Health Canada says it excluded studies produced by industry. “Let’s just say there is potential for either real or perceived conflict of interest for those sorts of reports,” said Hasan Hutchinson, director general of the office of nutrition policy and promotion.

Hutchinson says a persuasive body of evidence shows dietary patterns like Mediterran­ean-style diets that emphasize vegetables, fruits, whole gains, legumes, nuts and fish and decreased red meat, refined grains and sugar sweetened foods are associated with lower risks of cardiovasc­ular disease.

“In reality, in my mind this is not very different than what our existing guidance is,” he says. For example, the current food guide recommends seven to 10 servings of fruits and vegetables daily for adults age 19 to 50, depending on gender, and only two to three servings of meat and alternativ­es, “and even there we’re recommendi­ng people go with meat alternativ­es,” Hutchinson said.

“We have for a long time been talking about very quite small amounts of animal food in the diet to start with.”

The government hasn’t yet decided what will be removed, renamed or regrouped, he added.

But people would be wrong to assume “that we are saying, ‘Have no dairy, have no meat,’ ” he said, noting the public consultati­on documents mention animalbase­d foods as well, such as eggs, fish, poultry, lean red meats and lower fat milk and yogurt.

Jenkins, a scientist at Li Ka Shing Knowledge Institute at St. Michael’s Hospital, says relatively few studies have been done in nutrition compared to drugs, but those that have strongly support moving to a more plant-based diet. “And anybody who says they’ve got a different answer is, I think, deceiving himself or herself.”
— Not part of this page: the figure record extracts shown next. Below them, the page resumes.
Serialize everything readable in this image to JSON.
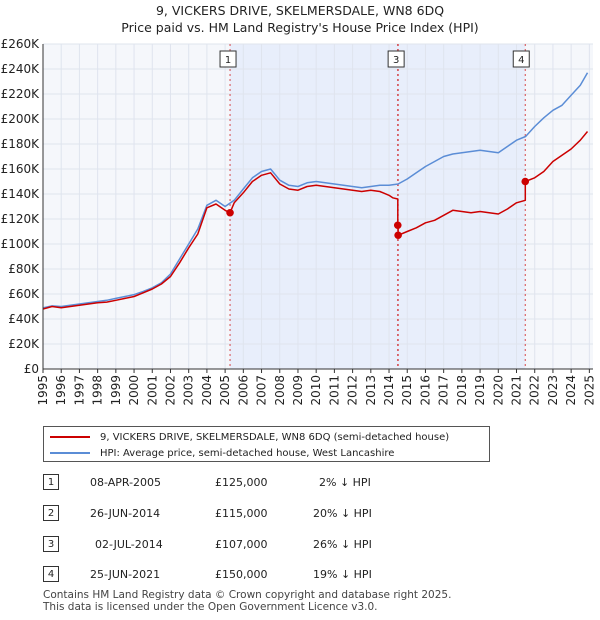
{
  "chart_data": {
    "type": "line",
    "title": "9, VICKERS DRIVE, SKELMERSDALE, WN8 6DQ",
    "subtitle": "Price paid vs. HM Land Registry's House Price Index (HPI)",
    "x_ticks": [
      "1995",
      "1996",
      "1997",
      "1998",
      "1999",
      "2000",
      "2001",
      "2002",
      "2003",
      "2004",
      "2005",
      "2006",
      "2007",
      "2008",
      "2009",
      "2010",
      "2011",
      "2012",
      "2013",
      "2014",
      "2015",
      "2016",
      "2017",
      "2018",
      "2019",
      "2020",
      "2021",
      "2022",
      "2023",
      "2024",
      "2025"
    ],
    "y_ticks": [
      "£0",
      "£20K",
      "£40K",
      "£60K",
      "£80K",
      "£100K",
      "£120K",
      "£140K",
      "£160K",
      "£180K",
      "£200K",
      "£220K",
      "£240K",
      "£260K"
    ],
    "xlim": [
      1995,
      2025.2
    ],
    "ylim": [
      0,
      260000
    ],
    "shaded_range": [
      2005.27,
      2021.48
    ],
    "series": [
      {
        "name": "9, VICKERS DRIVE, SKELMERSDALE, WN8 6DQ (semi-detached house)",
        "color": "#cc0000",
        "x": [
          1995,
          1995.5,
          1996,
          1996.5,
          1997,
          1997.5,
          1998,
          1998.5,
          1999,
          1999.5,
          2000,
          2000.5,
          2001,
          2001.5,
          2002,
          2002.5,
          2003,
          2003.5,
          2004,
          2004.5,
          2005,
          2005.27,
          2005.27,
          2005.5,
          2006,
          2006.5,
          2007,
          2007.5,
          2008,
          2008.5,
          2009,
          2009.5,
          2010,
          2010.5,
          2011,
          2011.5,
          2012,
          2012.5,
          2013,
          2013.5,
          2014,
          2014.2,
          2014.48,
          2014.48,
          2014.5,
          2014.5,
          2015,
          2015.5,
          2016,
          2016.5,
          2017,
          2017.5,
          2018,
          2018.5,
          2019,
          2019.5,
          2020,
          2020.5,
          2021,
          2021.48,
          2021.48,
          2022,
          2022.5,
          2023,
          2023.5,
          2024,
          2024.5,
          2024.9
        ],
        "values": [
          48000,
          50000,
          49000,
          50000,
          51000,
          52000,
          53000,
          53500,
          55000,
          56500,
          58000,
          61000,
          64000,
          68000,
          74000,
          85000,
          97000,
          108000,
          129000,
          132000,
          127000,
          125000,
          125000,
          133000,
          141000,
          150000,
          155000,
          157000,
          148000,
          144000,
          143000,
          146000,
          147000,
          146000,
          145000,
          144000,
          143000,
          142000,
          143000,
          142000,
          139000,
          137000,
          136000,
          115000,
          115000,
          107000,
          110000,
          113000,
          117000,
          119000,
          123000,
          127000,
          126000,
          125000,
          126000,
          125000,
          124000,
          128000,
          133000,
          135000,
          150000,
          153000,
          158000,
          166000,
          171000,
          176000,
          183000,
          190000
        ]
      },
      {
        "name": "HPI: Average price, semi-detached house, West Lancashire",
        "color": "#5b8dd6",
        "x": [
          1995,
          1995.5,
          1996,
          1996.5,
          1997,
          1997.5,
          1998,
          1998.5,
          1999,
          1999.5,
          2000,
          2000.5,
          2001,
          2001.5,
          2002,
          2002.5,
          2003,
          2003.5,
          2004,
          2004.5,
          2005,
          2005.5,
          2006,
          2006.5,
          2007,
          2007.5,
          2008,
          2008.5,
          2009,
          2009.5,
          2010,
          2010.5,
          2011,
          2011.5,
          2012,
          2012.5,
          2013,
          2013.5,
          2014,
          2014.5,
          2015,
          2015.5,
          2016,
          2016.5,
          2017,
          2017.5,
          2018,
          2018.5,
          2019,
          2019.5,
          2020,
          2020.5,
          2021,
          2021.5,
          2022,
          2022.5,
          2023,
          2023.5,
          2024,
          2024.5,
          2024.9
        ],
        "values": [
          49000,
          50500,
          50000,
          51000,
          52000,
          53000,
          54000,
          55000,
          56500,
          58000,
          59500,
          62000,
          65000,
          69000,
          76000,
          88000,
          100000,
          112000,
          131000,
          135000,
          130000,
          135000,
          144000,
          153000,
          158000,
          160000,
          151000,
          147000,
          146000,
          149000,
          150000,
          149000,
          148000,
          147000,
          146000,
          145000,
          146000,
          147000,
          147000,
          148000,
          152000,
          157000,
          162000,
          166000,
          170000,
          172000,
          173000,
          174000,
          175000,
          174000,
          173000,
          178000,
          183000,
          186000,
          194000,
          201000,
          207000,
          211000,
          219000,
          227000,
          237000
        ]
      }
    ],
    "transactions": [
      {
        "label": "1",
        "x": 2005.27,
        "price": 125000,
        "date": "08-APR-2005",
        "price_text": "£125,000",
        "hpi_text": "2% ↓ HPI"
      },
      {
        "label": "2",
        "x": 2014.48,
        "price": 115000,
        "date": "26-JUN-2014",
        "price_text": "£115,000",
        "hpi_text": "20% ↓ HPI"
      },
      {
        "label": "3",
        "x": 2014.5,
        "price": 107000,
        "date": "02-JUL-2014",
        "price_text": "£107,000",
        "hpi_text": "26% ↓ HPI"
      },
      {
        "label": "4",
        "x": 2021.48,
        "price": 150000,
        "date": "25-JUN-2021",
        "price_text": "£150,000",
        "hpi_text": "19% ↓ HPI"
      }
    ],
    "marker_labels_shown": [
      "1",
      "3",
      "4"
    ]
  },
  "footer": {
    "line1": "Contains HM Land Registry data © Crown copyright and database right 2025.",
    "line2": "This data is licensed under the Open Government Licence v3.0."
  },
  "colors": {
    "red": "#cc0000",
    "blue": "#5b8dd6",
    "shade": "#e8eefb",
    "plot_bg": "#f5f7fb",
    "grid": "#dfe4ee"
  }
}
The best-controlled research on the subject, he said, is the PREDIMED study, which, in 2013, reported that a Mediterran­ean diet supplement­ed with either extra-virgin olive oil or nuts resulted in a 30 per cent risk reduction in cardiovasc­ular disease, compared with a lowfat diet.
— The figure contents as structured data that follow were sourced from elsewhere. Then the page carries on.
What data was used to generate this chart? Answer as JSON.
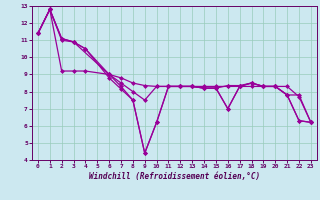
{
  "xlabel": "Windchill (Refroidissement éolien,°C)",
  "background_color": "#cce8f0",
  "grid_color": "#99ccbb",
  "line_color": "#990099",
  "xlim": [
    -0.5,
    23.5
  ],
  "ylim": [
    4,
    13
  ],
  "yticks": [
    4,
    5,
    6,
    7,
    8,
    9,
    10,
    11,
    12,
    13
  ],
  "xticks": [
    0,
    1,
    2,
    3,
    4,
    5,
    6,
    7,
    8,
    9,
    10,
    11,
    12,
    13,
    14,
    15,
    16,
    17,
    18,
    19,
    20,
    21,
    22,
    23
  ],
  "series1_x": [
    0,
    1,
    2,
    3,
    4,
    6,
    7,
    8,
    9,
    10,
    11,
    12,
    13,
    14,
    15,
    16,
    17,
    18,
    19,
    20,
    21,
    22,
    23
  ],
  "series1_y": [
    11.4,
    12.8,
    11.0,
    10.9,
    10.5,
    8.8,
    8.15,
    7.5,
    4.4,
    6.2,
    8.3,
    8.3,
    8.3,
    8.2,
    8.2,
    7.0,
    8.3,
    8.5,
    8.3,
    8.3,
    7.8,
    6.3,
    6.2
  ],
  "series2_x": [
    0,
    1,
    2,
    3,
    4,
    6,
    7,
    8,
    9,
    10,
    11,
    12,
    13,
    14,
    15,
    16,
    17,
    18,
    19,
    20,
    21,
    22,
    23
  ],
  "series2_y": [
    11.4,
    12.8,
    11.1,
    10.9,
    10.5,
    9.0,
    8.5,
    8.0,
    7.5,
    8.3,
    8.3,
    8.3,
    8.3,
    8.2,
    8.2,
    8.35,
    8.35,
    8.5,
    8.3,
    8.3,
    7.8,
    7.8,
    6.2
  ],
  "series3_x": [
    0,
    1,
    2,
    3,
    4,
    6,
    7,
    8,
    9,
    10,
    11,
    12,
    13,
    14,
    15,
    16,
    17,
    18,
    19,
    20,
    21,
    22,
    23
  ],
  "series3_y": [
    11.4,
    12.8,
    9.2,
    9.2,
    9.2,
    9.0,
    8.8,
    8.5,
    8.35,
    8.3,
    8.3,
    8.3,
    8.3,
    8.3,
    8.3,
    8.3,
    8.3,
    8.3,
    8.3,
    8.3,
    8.3,
    7.7,
    6.2
  ],
  "series4_x": [
    0,
    1,
    2,
    3,
    6,
    7,
    8,
    9,
    10,
    11,
    12,
    13,
    14,
    15,
    16,
    17,
    18,
    19,
    20,
    21,
    22,
    23
  ],
  "series4_y": [
    11.4,
    12.8,
    11.1,
    10.9,
    9.0,
    8.3,
    7.5,
    4.4,
    6.2,
    8.3,
    8.3,
    8.3,
    8.2,
    8.2,
    7.0,
    8.3,
    8.5,
    8.3,
    8.3,
    7.8,
    6.3,
    6.2
  ]
}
He also believes the new food guide may better reflect the nation’s cultural diversity and the growing numbers of people migrating from non-milk-drinking, non-beef-eating parts of the world. “Are these people any worse for it in their native situation? No, but when they come to us, they get sick.”

Canadians are also already drinking less milk and consuming less red meat. And while animal proteins are more complete proteins than plant-based proteins, providing 100 per cent of the essential amino acids needed for skeletal muscle growth, Jenkins said that only becomes an issue if overall protein intakes are low. For the majority of Canadians, protein intakes are high.

There’s also nothing wrong with linking human health with environmen­tal and humanitari­an concerns, said Britishbor­n Jenkins, who turned vegetarian the year his aunt sent a Christmas hamper to his family. Inside were two bantam chickens, plucked and decapitate­d, that used to run wild on her English country estate. They had been Jenkins’s pets, won at a summer church fair. Jenkins used to play with them on his holidays.

“The question you should ask is, ‘is the diet they’re recommendi­ng going to be dangerous?’ No, I think it’s going to have great benefits,” he said, including potentiall­y improved health, lower insulin resistance and reduced body weight.

Still, there’s little doubt any dumping of milk or other radical change would meet “tremendous resistance,” he said. (The guiding principles emphasize only “regular intake of water.” Milk is included in an asterisk). In today’s food guide, “milk is a big thing — adults should be drinking two or three glasses of milk per day. Should they? Should adults be having two glasses of an infant food a day, or three?

“You have to ask yourself, is this important?”